Конечно, в порядке! Лучше не бывает.
Теперь. Я. Знаю. Где. Гамлет.
И важно не столько его точное положение в пространстве, сколько то, что он уже никуда не денется и никто не сможет обвинить меня в его краже.
Главное, не озвучить причину радости, а то сочтут ненормальной — а мне только психушки и не хватало.

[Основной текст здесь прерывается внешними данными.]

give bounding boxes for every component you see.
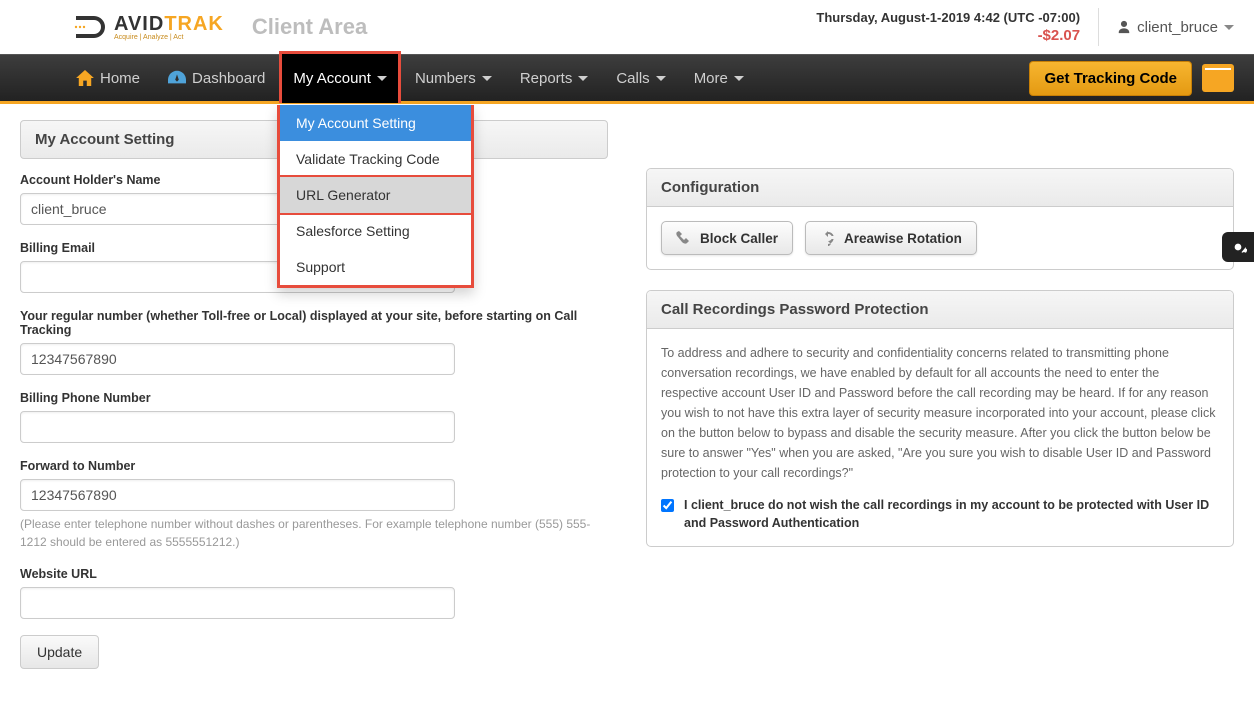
caret-icon (377, 76, 387, 81)
nav-reports-label: Reports (520, 70, 573, 87)
nav-dashboard[interactable]: Dashboard (154, 53, 279, 103)
nav-more-label: More (694, 70, 728, 87)
main-nav: Home Dashboard My Account Numbers Report… (0, 54, 1254, 104)
home-icon (76, 70, 94, 86)
block-caller-button[interactable]: Block Caller (661, 221, 793, 255)
logo-text-primary: AVID (114, 13, 164, 35)
billing-phone-input[interactable] (20, 411, 455, 443)
nav-calls[interactable]: Calls (602, 53, 679, 103)
caret-icon (734, 76, 744, 81)
rotation-icon (820, 230, 836, 246)
forward-number-input[interactable] (20, 479, 455, 511)
dashboard-icon (168, 70, 186, 86)
dd-url-generator[interactable]: URL Generator (278, 175, 473, 215)
get-tracking-code-button[interactable]: Get Tracking Code (1029, 61, 1192, 96)
billing-phone-label: Billing Phone Number (20, 391, 608, 405)
configuration-title: Configuration (647, 169, 1233, 207)
dd-salesforce-setting[interactable]: Salesforce Setting (280, 213, 471, 249)
dd-validate-tracking[interactable]: Validate Tracking Code (280, 141, 471, 177)
nav-dashboard-label: Dashboard (192, 70, 265, 87)
recordings-consent-label: I client_bruce do not wish the call reco… (684, 497, 1219, 532)
logo[interactable]: AVIDTRAK Acquire | Analyze | Act (70, 12, 224, 42)
website-url-input[interactable] (20, 587, 455, 619)
recordings-title: Call Recordings Password Protection (647, 291, 1233, 329)
gear-icon (1229, 238, 1247, 256)
areawise-label: Areawise Rotation (844, 231, 962, 246)
nav-my-account[interactable]: My Account (279, 51, 401, 103)
regular-number-input[interactable] (20, 343, 455, 375)
settings-tab[interactable] (1222, 232, 1254, 262)
caret-icon (656, 76, 666, 81)
my-account-dropdown: My Account Setting Validate Tracking Cod… (277, 105, 474, 288)
recordings-body: To address and adhere to security and co… (661, 343, 1219, 483)
nav-numbers[interactable]: Numbers (401, 53, 506, 103)
configuration-panel: Configuration Block Caller Areawise Rota… (646, 168, 1234, 270)
nav-numbers-label: Numbers (415, 70, 476, 87)
page-area-title: Client Area (252, 14, 367, 40)
calendar-icon[interactable] (1202, 64, 1234, 92)
header-datetime: Thursday, August-1-2019 4:42 (UTC -07:00… (816, 10, 1080, 25)
nav-more[interactable]: More (680, 53, 758, 103)
nav-my-account-label: My Account (293, 70, 371, 87)
logo-text-secondary: TRAK (164, 13, 224, 35)
nav-reports[interactable]: Reports (506, 53, 603, 103)
dd-support[interactable]: Support (280, 249, 471, 285)
header: AVIDTRAK Acquire | Analyze | Act Client … (0, 0, 1254, 54)
update-button[interactable]: Update (20, 635, 99, 669)
phone-block-icon (676, 230, 692, 246)
divider (1098, 8, 1099, 46)
caret-icon (1224, 25, 1234, 30)
nav-calls-label: Calls (616, 70, 649, 87)
caret-icon (578, 76, 588, 81)
regular-number-label: Your regular number (whether Toll-free o… (20, 309, 608, 337)
recordings-consent-checkbox[interactable] (661, 499, 674, 512)
caret-icon (482, 76, 492, 81)
header-balance: -$2.07 (816, 27, 1080, 44)
username-label: client_bruce (1137, 19, 1218, 36)
block-caller-label: Block Caller (700, 231, 778, 246)
nav-home[interactable]: Home (62, 53, 154, 103)
nav-home-label: Home (100, 70, 140, 87)
website-url-label: Website URL (20, 567, 608, 581)
spacer (646, 120, 1234, 168)
user-menu[interactable]: client_bruce (1117, 19, 1234, 36)
areawise-rotation-button[interactable]: Areawise Rotation (805, 221, 977, 255)
dd-my-account-setting[interactable]: My Account Setting (280, 105, 471, 141)
user-icon (1117, 20, 1131, 34)
logo-icon (70, 12, 108, 42)
recordings-panel: Call Recordings Password Protection To a… (646, 290, 1234, 547)
forward-number-label: Forward to Number (20, 459, 608, 473)
forward-number-help: (Please enter telephone number without d… (20, 515, 608, 551)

Так сказать, для комплекта.
— Спасибо, Федор Иванович! Все просто отлично! Спасибо! — щебечу я, а Хучик молчит. Переваривает, видать — или занят. Кто их, следаков, знает. — Ой, я побежала! До встречи!
— Нет, с вами точно все нормально?
Какие все же у нас подозрительные менты!
— Нормально, нормально, спасибо!.. — и отключаюсь. Как здорово!..
Добегаю до дома за пятнадцать минут и… улыбка мгновенно сползает с лица, стоит мне разглядеть небритое, в кое-то веке не дышащее перегаром «тело» бывшего мужа, Петьки.